Hands using a laptop next to graphic of brain inside a head outline

Prediction Modelling Presentations


Our Prediction Modelling group will be hosting regular presentations to engage and introduce new members to our community.

All our presentations will be uploaded below, to find out about any upcoming presentations please email raquel.iniesta@kcl.ac.uk

Applying Statistical Learning Methods to Improve Analyses of Medical Research Studies

By Daniel Stahl, 2 May 2020

The aim of this presentation is an introduction to statistical learning and prediction modelling.

Daniel explains the key differences between inferential statistical modelling and prediction modelling and then introduces the concept of prediction modelling and statistical learning. Finally, Daniel assesses the usefulness of statistical learning algorithms for applications in medical research as an alternative to classical statistical inference methods by reanalysing an event-related brain potential (ERP) dataset from infants at high or low risk of developing autism. Daniel also explains the concept of cross-validation for model selection and validation and provide a brief introduction to regularized regressions.

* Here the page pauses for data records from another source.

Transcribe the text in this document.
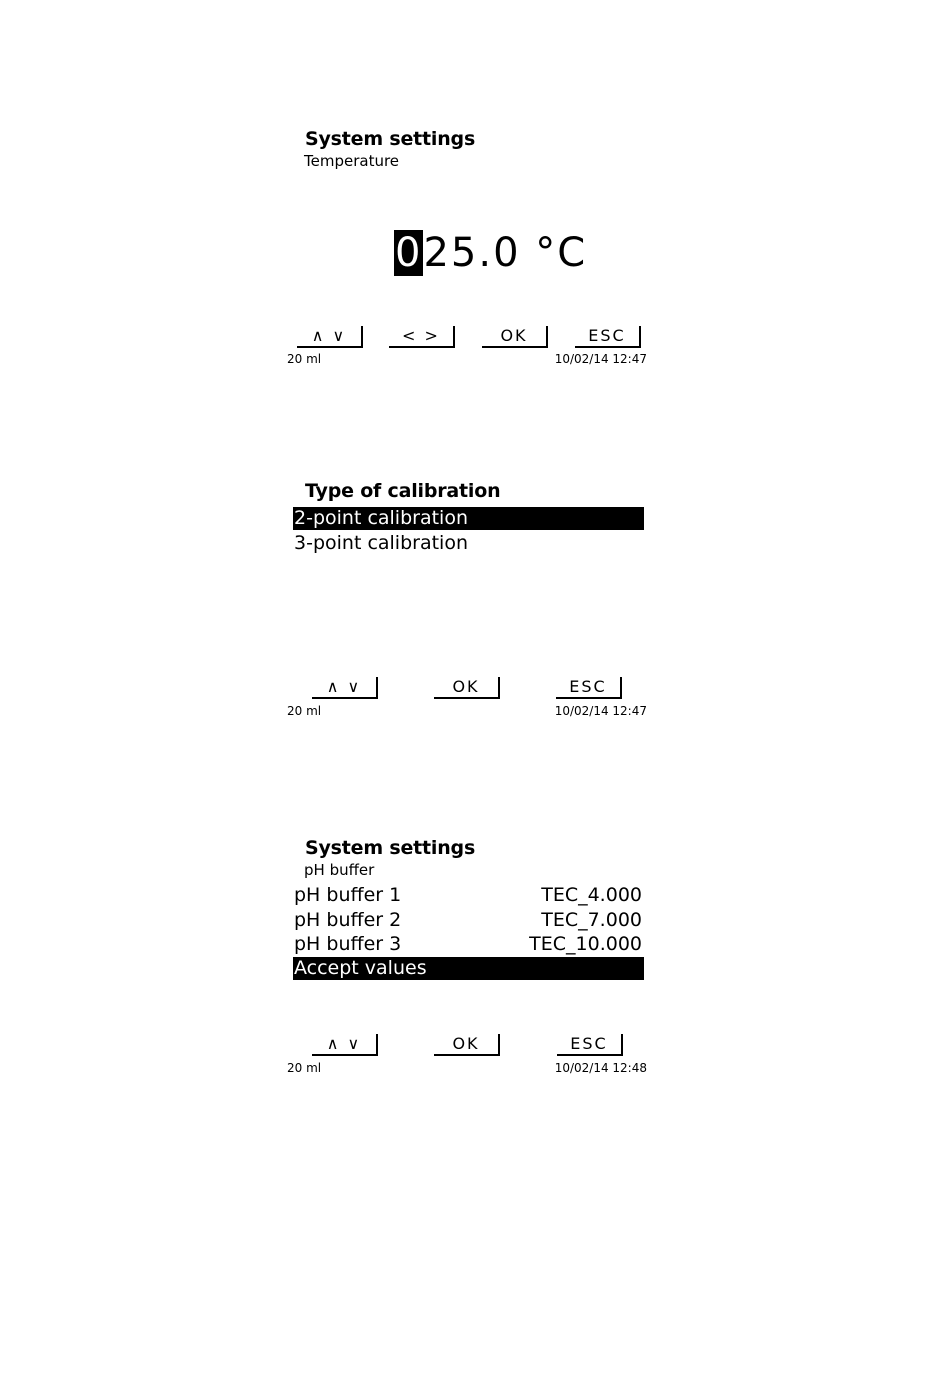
System settings
Temperature
025.0 °C
∧ ∨	< >	OK	ESC
20 ml	10/02/14 12:47
Type of calibration
2-point calibration
3-point calibration
∧ ∨	OK	ESC
20 ml	10/02/14 12:47
System settings
pH buffer
pH buffer 1	TEC_4.000
pH buffer 2	TEC_7.000
pH buffer 3	TEC_10.000
Accept values
∧ ∨	OK	ESC
20 ml	10/02/14 12:48
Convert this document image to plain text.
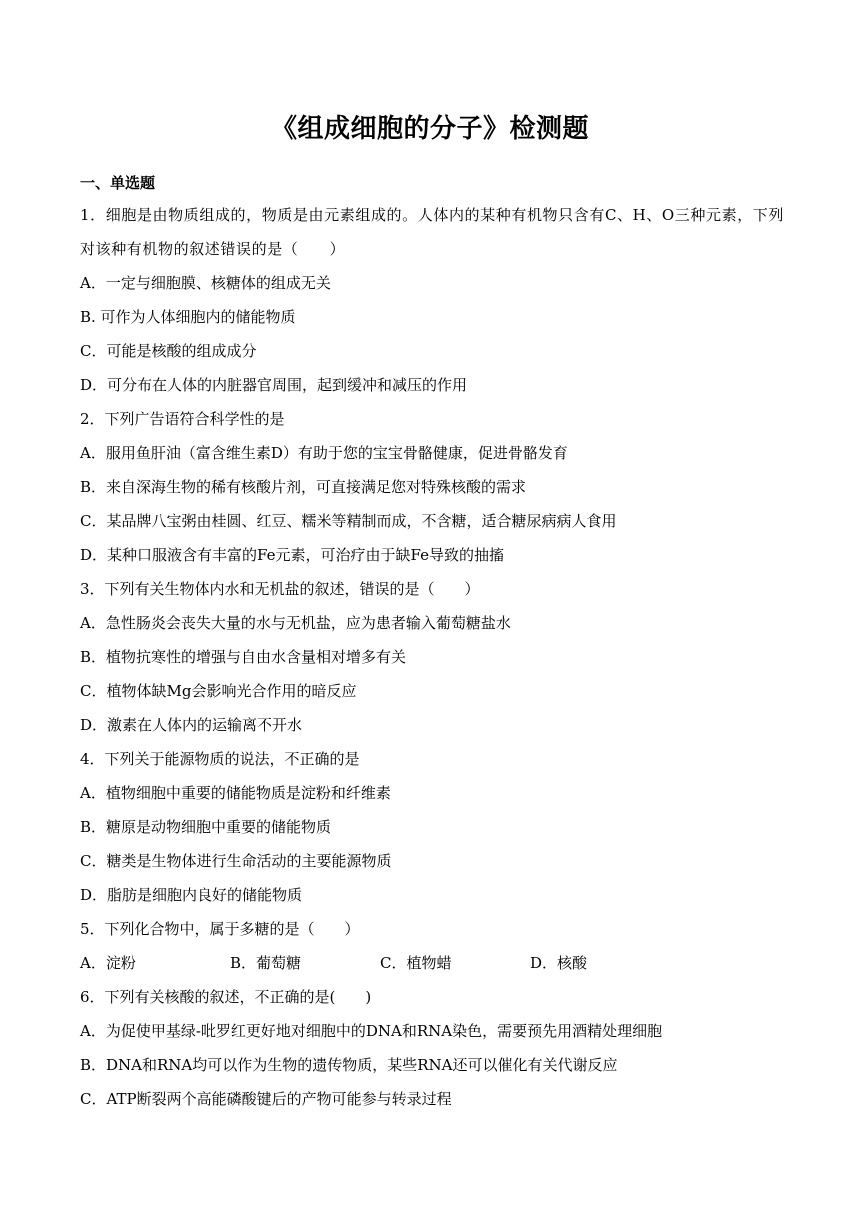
《组成细胞的分子》检测题
一、单选题
1．细胞是由物质组成的，物质是由元素组成的。人体内的某种有机物只含有C、H、O三种元素，下列对该种有机物的叙述错误的是（　　）
A．一定与细胞膜、核糖体的组成无关
B. 可作为人体细胞内的储能物质
C．可能是核酸的组成成分
D．可分布在人体的内脏器官周围，起到缓冲和减压的作用
2．下列广告语符合科学性的是
A．服用鱼肝油（富含维生素D）有助于您的宝宝骨骼健康，促进骨骼发育
B．来自深海生物的稀有核酸片剂，可直接满足您对特殊核酸的需求
C．某品牌八宝粥由桂圆、红豆、糯米等精制而成，不含糖，适合糖尿病病人食用
D．某种口服液含有丰富的Fe元素，可治疗由于缺Fe导致的抽搐
3．下列有关生物体内水和无机盐的叙述，错误的是（　　）
A．急性肠炎会丧失大量的水与无机盐，应为患者输入葡萄糖盐水
B．植物抗寒性的增强与自由水含量相对增多有关
C．植物体缺Mg会影响光合作用的暗反应
D．激素在人体内的运输离不开水
4．下列关于能源物质的说法，不正确的是
A．植物细胞中重要的储能物质是淀粉和纤维素
B．糖原是动物细胞中重要的储能物质
C．糖类是生物体进行生命活动的主要能源物质
D．脂肪是细胞内良好的储能物质
5．下列化合物中，属于多糖的是（　　）
A．淀粉	B．葡萄糖	C．植物蜡	D．核酸
6．下列有关核酸的叙述，不正确的是(　　)
A．为促使甲基绿-吡罗红更好地对细胞中的DNA和RNA染色，需要预先用酒精处理细胞
B．DNA和RNA均可以作为生物的遗传物质，某些RNA还可以催化有关代谢反应
C．ATP断裂两个高能磷酸键后的产物可能参与转录过程
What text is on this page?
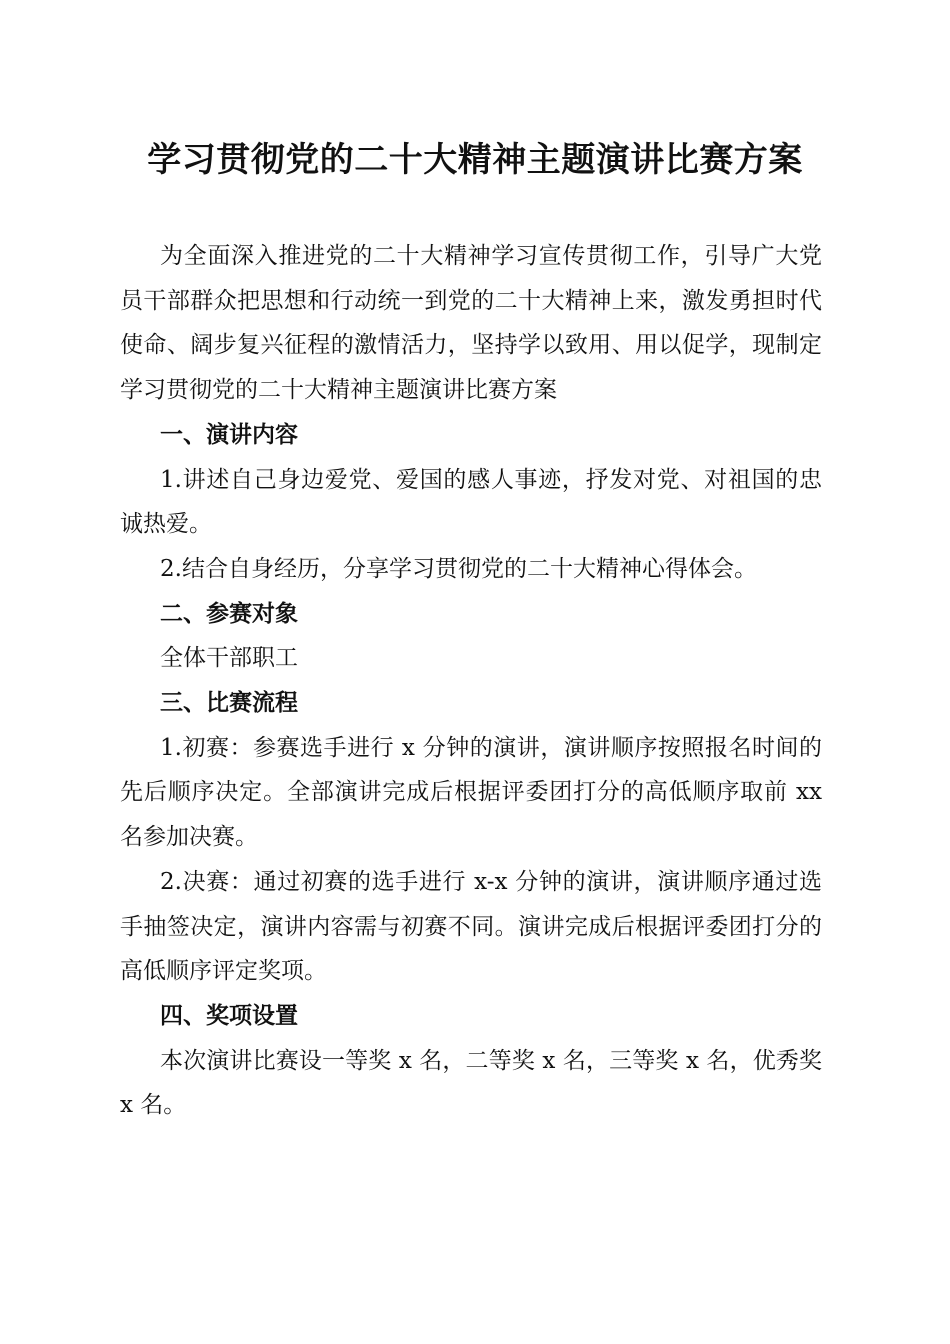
学习贯彻党的二十大精神主题演讲比赛方案

为全面深入推进党的二十大精神学习宣传贯彻工作，引导广大党员干部群众把思想和行动统一到党的二十大精神上来，激发勇担时代使命、阔步复兴征程的激情活力，坚持学以致用、用以促学，现制定学习贯彻党的二十大精神主题演讲比赛方案

一、演讲内容

1.讲述自己身边爱党、爱国的感人事迹，抒发对党、对祖国的忠诚热爱。

2.结合自身经历，分享学习贯彻党的二十大精神心得体会。

二、参赛对象

全体干部职工

三、比赛流程

1.初赛：参赛选手进行 x 分钟的演讲，演讲顺序按照报名时间的先后顺序决定。全部演讲完成后根据评委团打分的高低顺序取前 xx 名参加决赛。

2.决赛：通过初赛的选手进行 x-x 分钟的演讲，演讲顺序通过选手抽签决定，演讲内容需与初赛不同。演讲完成后根据评委团打分的高低顺序评定奖项。

四、奖项设置

本次演讲比赛设一等奖 x 名，二等奖 x 名，三等奖 x 名，优秀奖 x 名。
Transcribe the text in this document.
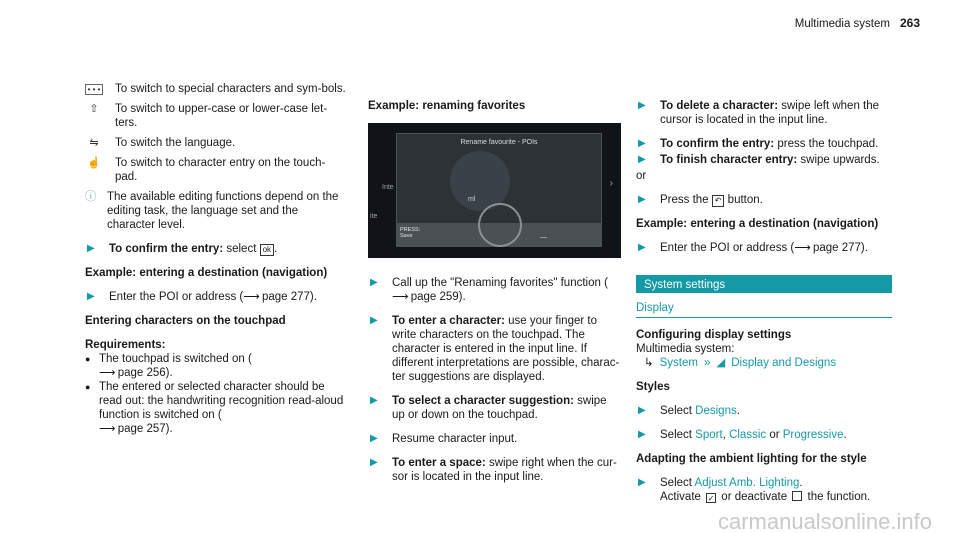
Multimedia system 263
• • • To switch to special characters and sym-bols.
⇧	To switch to upper-case or lower-case let-ters.
⇋	To switch the language.
☝ To switch to character entry on the touch-pad.
ⓘ The available editing functions depend on the editing task, the language set and the character level.
▶	To confirm the entry: select ok .
Example: entering a destination (navigation)
▶	Enter the POI or address (⟶ page 277).
Entering characters on the touchpad
Requirements:
● The touchpad is switched on (
⟶ page 256).
● The entered or selected character should be read out: the handwriting recognition read-aloud function is switched on (
⟶ page 257).
Example: renaming favorites
Rename favourite - POIs
Inte
ite
ml
PRESS:
Save	—
›
▶	Call up the "Renaming favorites" function (
⟶ page 259).
▶	To enter a character: use your finger to write characters on the touchpad. The character is entered in the input line. If different interpretations are possible, charac-ter suggestions are displayed.
▶	To select a character suggestion: swipe up or down on the touchpad.
▶	Resume character input.
▶	To enter a space: swipe right when the cur-sor is located in the input line.
▶	To delete a character: swipe left when the cursor is located in the input line.
▶	To confirm the entry: press the touchpad.
▶	To finish character entry: swipe upwards.
or
▶	Press the ↶ button.
Example: entering a destination (navigation)
▶	Enter the POI or address (⟶ page 277).
System settings
Display
Configuring display settings
Multimedia system:
↳ System » ◢ Display and Designs
Styles
▶	Select Designs.
▶	Select Sport, Classic or Progressive.
Adapting the ambient lighting for the style
▶	Select Adjust Amb. Lighting.
Activate ✓ or deactivate  the function.
carmanualsonline.info
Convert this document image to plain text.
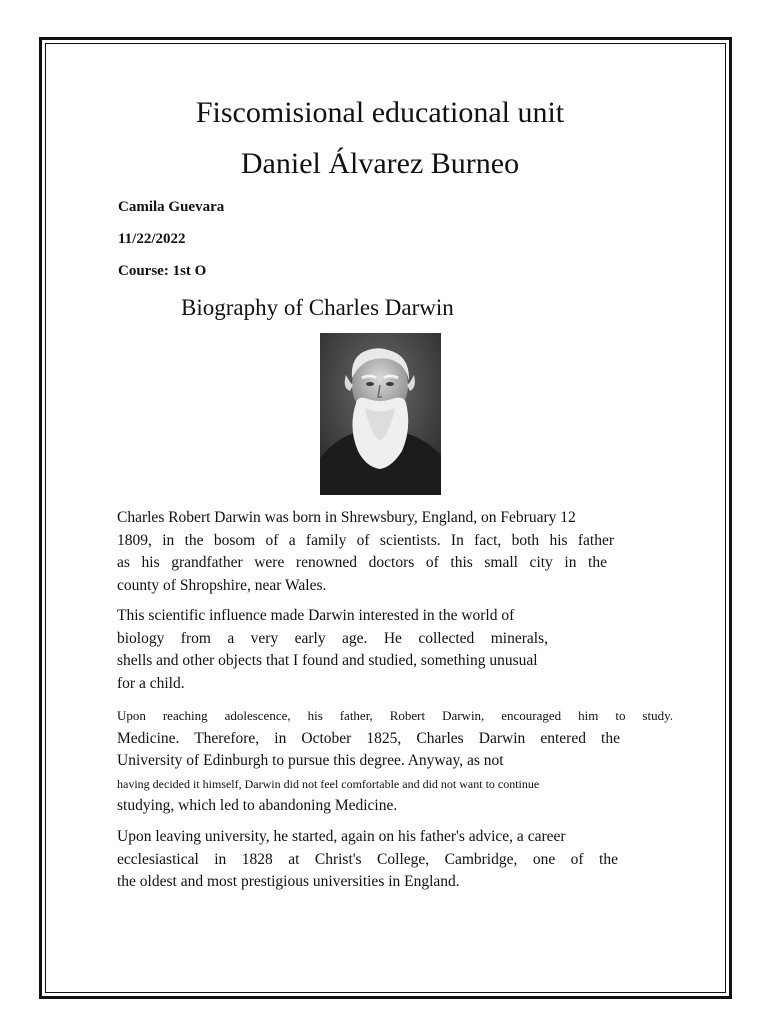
Fiscomisional educational unit
Daniel Álvarez Burneo
Camila Guevara
11/22/2022
Course: 1st O
Biography of Charles Darwin
Charles Robert Darwin was born in Shrewsbury, England, on February 12
1809, in the bosom of a family of scientists. In fact, both his father
as his grandfather were renowned doctors of this small city in the
county of Shropshire, near Wales.
This scientific influence made Darwin interested in the world of
biology from a very early age. He collected minerals,
shells and other objects that I found and studied, something unusual
for a child.
Upon reaching adolescence, his father, Robert Darwin, encouraged him to study.
Medicine. Therefore, in October 1825, Charles Darwin entered the
University of Edinburgh to pursue this degree. Anyway, as not
having decided it himself, Darwin did not feel comfortable and did not want to continue
studying, which led to abandoning Medicine.
Upon leaving university, he started, again on his father's advice, a career
ecclesiastical in 1828 at Christ's College, Cambridge, one of the
the oldest and most prestigious universities in England.
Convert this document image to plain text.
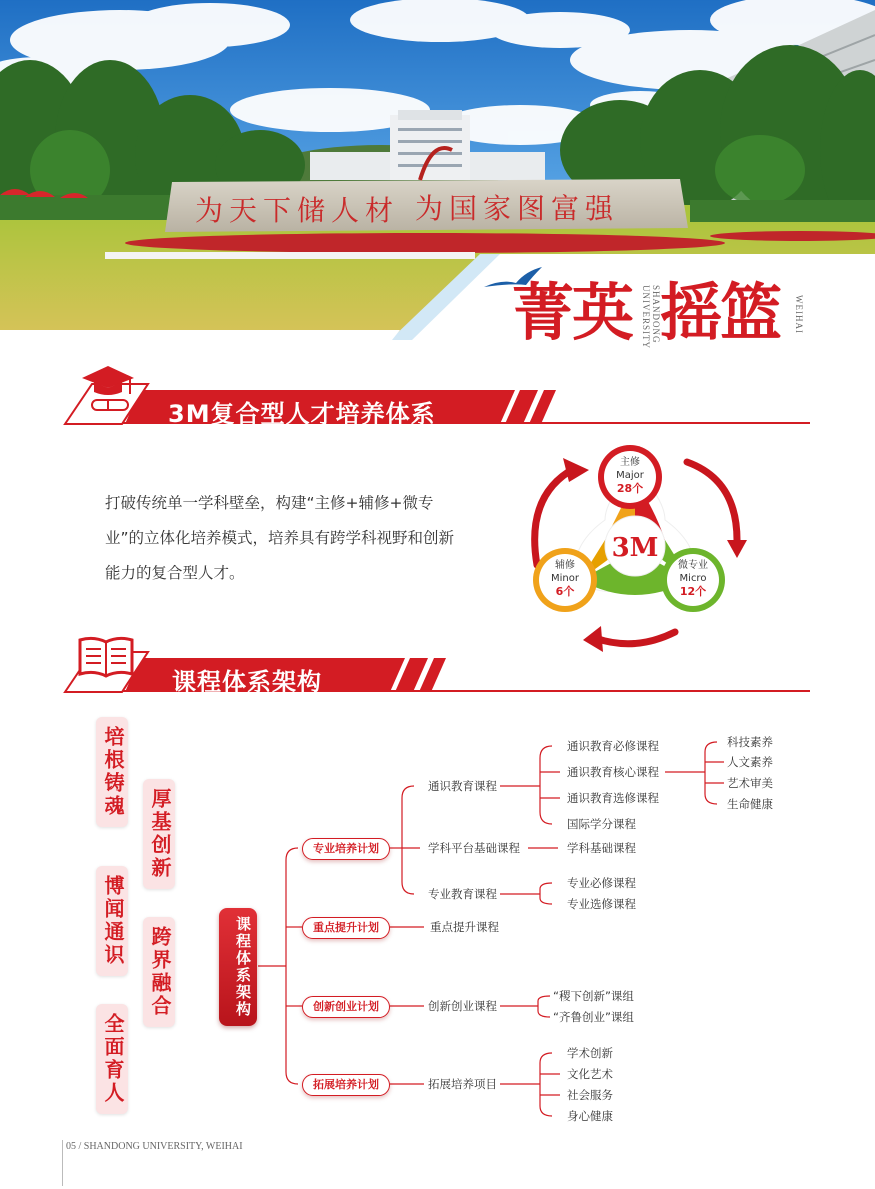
为天下储人材 为国家图富强
菁英	SHANDONG UNIVERSITY 摇篮 WEIHAI
3M复合型人才培养体系
打破传统单一学科壁垒，构建“主修+辅修+微专业”的立体化培养模式，培养具有跨学科视野和创新能力的复合型人才。
3M
主修
Major
28个
辅修
Minor
6个
微专业
Micro
12个
课程体系架构
培根铸魂
厚基创新
博闻通识
跨界融合
全面育人
课程体系架构
专业培养计划
重点提升计划
创新创业计划
拓展培养计划
通识教育课程
学科平台基础课程
专业教育课程
重点提升课程
创新创业课程
拓展培养项目
通识教育必修课程
通识教育核心课程
通识教育选修课程
国际学分课程
科技素养
人文素养
艺术审美
生命健康
学科基础课程
专业必修课程
专业选修课程
“稷下创新”课组
“齐鲁创业”课组
学术创新
文化艺术
社会服务
身心健康
05 / SHANDONG UNIVERSITY, WEIHAI
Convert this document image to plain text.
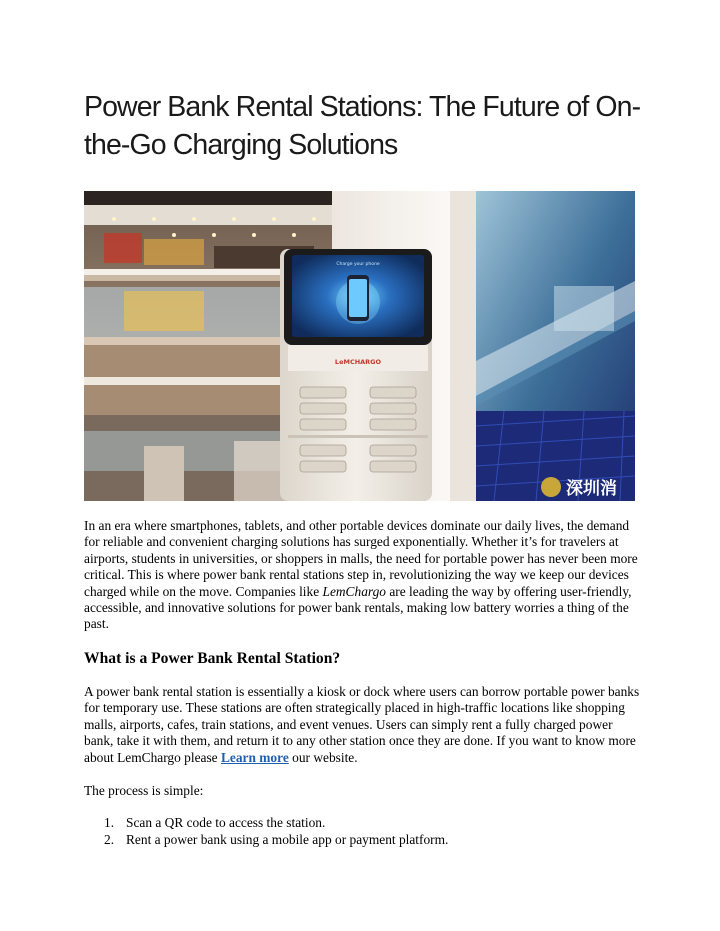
Power Bank Rental Stations: The Future of On-the-Go Charging Solutions
深圳消
Charge your phone
LeMCHARGO

In an era where smartphones, tablets, and other portable devices dominate our daily lives, the demand for reliable and convenient charging solutions has surged exponentially. Whether it’s for travelers at airports, students in universities, or shoppers in malls, the need for portable power has never been more critical. This is where power bank rental stations step in, revolutionizing the way we keep our devices charged while on the move. Companies like LemChargo are leading the way by offering user-friendly, accessible, and innovative solutions for power bank rentals, making low battery worries a thing of the past.

What is a Power Bank Rental Station?

A power bank rental station is essentially a kiosk or dock where users can borrow portable power banks for temporary use. These stations are often strategically placed in high-traffic locations like shopping malls, airports, cafes, train stations, and event venues. Users can simply rent a fully charged power bank, take it with them, and return it to any other station once they are done. If you want to know more about LemChargo please Learn more our website.

The process is simple:

1. Scan a QR code to access the station.
2. Rent a power bank using a mobile app or payment platform.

Using modern statistical learning methods to estimate all cause mortality risk

By Dr Olesya Ajnakina, 1 July 2020

Dr Olesya Ajnakina discusses her large population-based cohort study which addresses the need to develop a robust prediction model for estimating an individual risk for all-cause mortality. This allows relevant assessments and interventions to be targeted appropriately.

Having employed modern statistical learning algorithms and addressed the weaknesses of previous models, the new mortality model achieved good discrimination and calibration to quantify absolute 10-year risk of all-cause mortality in older adults, as shown by its performance in a separate validation cohort. The model can be useful for clinical, policy, and epidemiological applications.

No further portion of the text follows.